Imagine a moment when everything was going right for you as a teacher; when your teaching was so good you felt you were born to teach, and you knew you were making a difference for students.
The happy social buzz of first day greetings, which had begun shortly before our learning session as we arrived for a welcome breakfast, continued. The ebullient, celebratory mood of greeting friends and colleagues after a summer apart gently moved deeper, broaching seldom asked questions about qualities of teachers that lie at the heart of learning; transcending curriculum, instruction, and assessment.
After a short time, I invited teachers and staff who wanted to do so to share with the whole group; acknowledging teachers’ humility and reluctance to speak in a manner that might feel like boasting. The stories inspired. Some were about individual students’ triumphs in overcoming challenge or adversity; some about entire classes making remarkable progress; and others about a key attribute of a teacher that positively impacted students year after year. We applauded each and every speaker, beginning our year with appreciation.
We then moved just a bit deeper as Parker Palmer encourages us to do. I asked teachers to focus, not on their own celebratory stories, but on those of their colleagues, identifying the gifts, the personal strengths and qualities within their colleagues, that bring success.
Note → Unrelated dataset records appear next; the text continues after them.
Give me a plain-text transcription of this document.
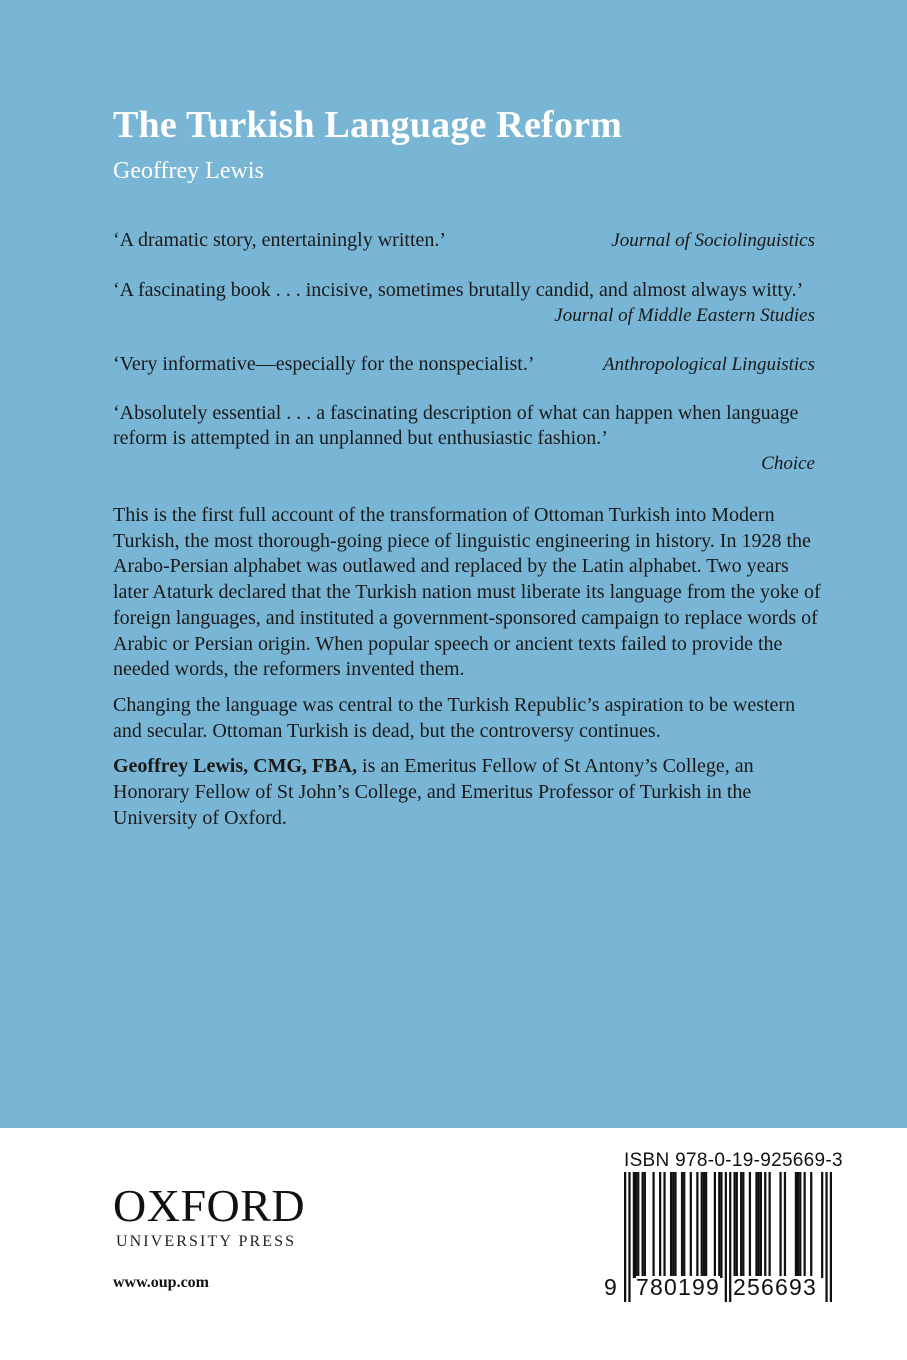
The Turkish Language Reform
Geoffrey Lewis
‘A dramatic story, entertainingly written.’	Journal of Sociolinguistics
‘A fascinating book . . . incisive, sometimes brutally candid, and almost always witty.’
Journal of Middle Eastern Studies
‘Very informative—especially for the nonspecialist.’	Anthropological Linguistics
‘Absolutely essential . . . a fascinating description of what can happen when language reform is attempted in an unplanned but enthusiastic fashion.’
Choice

This is the first full account of the transformation of Ottoman Turkish into Modern Turkish, the most thorough-going piece of linguistic engineering in history. In 1928 the Arabo-Persian alphabet was outlawed and replaced by the Latin alphabet. Two years later Ataturk declared that the Turkish nation must liberate its language from the yoke of foreign languages, and instituted a government-sponsored campaign to replace words of Arabic or Persian origin. When popular speech or ancient texts failed to provide the needed words, the reformers invented them.

Changing the language was central to the Turkish Republic’s aspiration to be western and secular. Ottoman Turkish is dead, but the controversy continues.

Geoffrey Lewis, CMG, FBA, is an Emeritus Fellow of St Antony’s College, an Honorary Fellow of St John’s College, and Emeritus Professor of Turkish in the University of Oxford.

OXFORD
UNIVERSITY PRESS
www.oup.com
ISBN 978-0-19-925669-3
9 780199 256693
Colleagues talked about care, the ability to listen, patience, perseverance in the face of challenge, and grounding in enduring values. They spoke, meaningfully and thoughtfully, not about skills or specific knowledge, but rather about qualities that enable teachers to connect and build relationships with students. Intuitively, teachers reached beyond themselves, emphasizing the need to understand our students, equating greatness in teaching to connection with students; as individuals, as a class, and as a school-wide community of learners.
As we concluded the session, I shared with teachers my commitment to being present in classrooms regularly, not to judge, but to engage, learn, appreciate, and support. In time, I plan to offer ongoing non-judgemental feedback to prompt teacher reflection. Yet in the beginning, as teachers at my new school and I get to know each other and develop trusting relationships, I choose to refrain from offering feedback and instead to focus almost exclusively on presence and heartfelt appreciation. As the Head of School of an independent school, in which the format for teacher evaluation is not mandated by a district or the state, I have that freedom. I can take some time, engage with teachers, and collaboratively design a feedback framework emphasizing growth.
In the past I interpreted, or more likely misinterpreted, educational research as indicating that paradoxically praise is judgmental and disrespectful of teachers’ and students’ abilities to reflect on their own learning; successes and mistakes alike. Teachers opened my eyes; sharing the pain of giving heart and soul and only infrequently, if at all, receiving appreciation from supervisors. I have heard from teachers about how disconcerting it is to feel as if one is “on stage” as a supervisor, even a caring supervisor, observes. Trained to focus on learning from mistakes, teachers often, almost obsessively, analyze what went wrong in a lesson,while glossing over what went right. We frequently see ourselves through intensely critical lenses and imagine those observing us do as well. We too often neglect to celebrate our successes, inadvertently missing out on the potential to build from our strengths.
As Parker Palmer boldly asserts, it takes courage to teach. That courage deserves appreciation.
And so, I reach out to teachers in my own school, and to colleagues more broadly wondering about ways of structuring appreciative, reflective exploration of teaching practice. If you were able to structure a system of feedback for professionals to promote growth, in lieu of formal evaluation, what process would you use? What components would you include? What would be helpful for you?